BACKGROUND: Muscle mitochondria play an essential role supplying energy, especially during strenuous exercise. Near infrared spectroscopy (NIRS) has been developed as a method of noninvasively assessing muscle mitochondrial capacity as a rate of recovery of muscle metabolism after exercise. The purpose of this study was to adapt the NIRS measurements to allow for rapid and repeated assessments of mitochondrial capacity, and to measure the time course of changes in mitochondrial capacity after strenuous, fatigue-inducing exercise. METHODS: Healthy male and female, college-aged participants were tested (n=9, age=20.7±1.5 yrs, BMI=24.5±3.6 Kg/M2). Subjects performed one minute of rapid (~2 Hz) plantar flexion exercise on a custom pneumatic ergometer. Muscle mitochondrial capacity was measured before and immediately after the exercise. A NIRS was device was placed on the left medial gastrocnemius muscle. The mitochondrial capacity test used 30-second electrical stimulation to activate the muscle (except right after plantar flexion exercise) followed by six, five-second cuff occlusions repeated four times.

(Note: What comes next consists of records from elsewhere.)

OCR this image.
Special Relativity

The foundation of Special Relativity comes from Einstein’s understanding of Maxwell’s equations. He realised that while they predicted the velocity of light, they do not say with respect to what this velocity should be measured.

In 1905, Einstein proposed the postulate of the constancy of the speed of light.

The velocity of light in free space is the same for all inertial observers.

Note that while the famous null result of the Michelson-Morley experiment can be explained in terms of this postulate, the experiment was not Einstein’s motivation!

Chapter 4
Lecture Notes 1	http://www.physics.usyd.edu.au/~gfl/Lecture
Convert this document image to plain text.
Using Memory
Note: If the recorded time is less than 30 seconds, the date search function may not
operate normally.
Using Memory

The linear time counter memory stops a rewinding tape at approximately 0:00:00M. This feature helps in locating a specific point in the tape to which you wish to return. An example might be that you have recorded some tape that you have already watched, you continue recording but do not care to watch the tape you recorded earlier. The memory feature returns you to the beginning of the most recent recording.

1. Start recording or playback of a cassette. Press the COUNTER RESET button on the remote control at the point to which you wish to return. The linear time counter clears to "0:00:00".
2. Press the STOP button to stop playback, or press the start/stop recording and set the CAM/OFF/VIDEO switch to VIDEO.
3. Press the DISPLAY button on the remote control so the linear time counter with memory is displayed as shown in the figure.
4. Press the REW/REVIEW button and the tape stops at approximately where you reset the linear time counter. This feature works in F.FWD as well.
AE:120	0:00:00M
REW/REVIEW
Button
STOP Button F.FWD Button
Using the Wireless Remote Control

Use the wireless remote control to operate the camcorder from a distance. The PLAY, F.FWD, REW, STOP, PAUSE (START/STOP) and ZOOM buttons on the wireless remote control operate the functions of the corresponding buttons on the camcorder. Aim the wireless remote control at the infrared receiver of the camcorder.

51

The four trials were collected at 49, 154, 259, and 365 seconds post-exercise, each resulting in a separate mitochondrial capacity rate constant. RESULTS: Muscle acceleration decreased to 50.9±16.9% of starting values indicating muscle fatigue resulting from the strenuous exercise. Mitochondrial capacity was reduced at the first time point from 2.25±0.45 to 1.0±0.4 (p<0.01). The fourth time point had significant recovery from the first post-exercise time point (2.1±0.6, p<0.01) and was not significantly different from the initial pre-exercise values (p=0.479). CONCLUSIONS: The 54% reduction in mitochondrial capacity supports the hypothesis that a minute of strenuous exercise transiently impairs mitochondrial capacity that recovers in six minutes in young, healthy individuals. The NIRS method has the potential to follow time course changes in muscle mitochondrial capacity. Further studies of the transient effects of exercise on muscle mitochondrial capacity in healthy as well as diseased populations is warranted.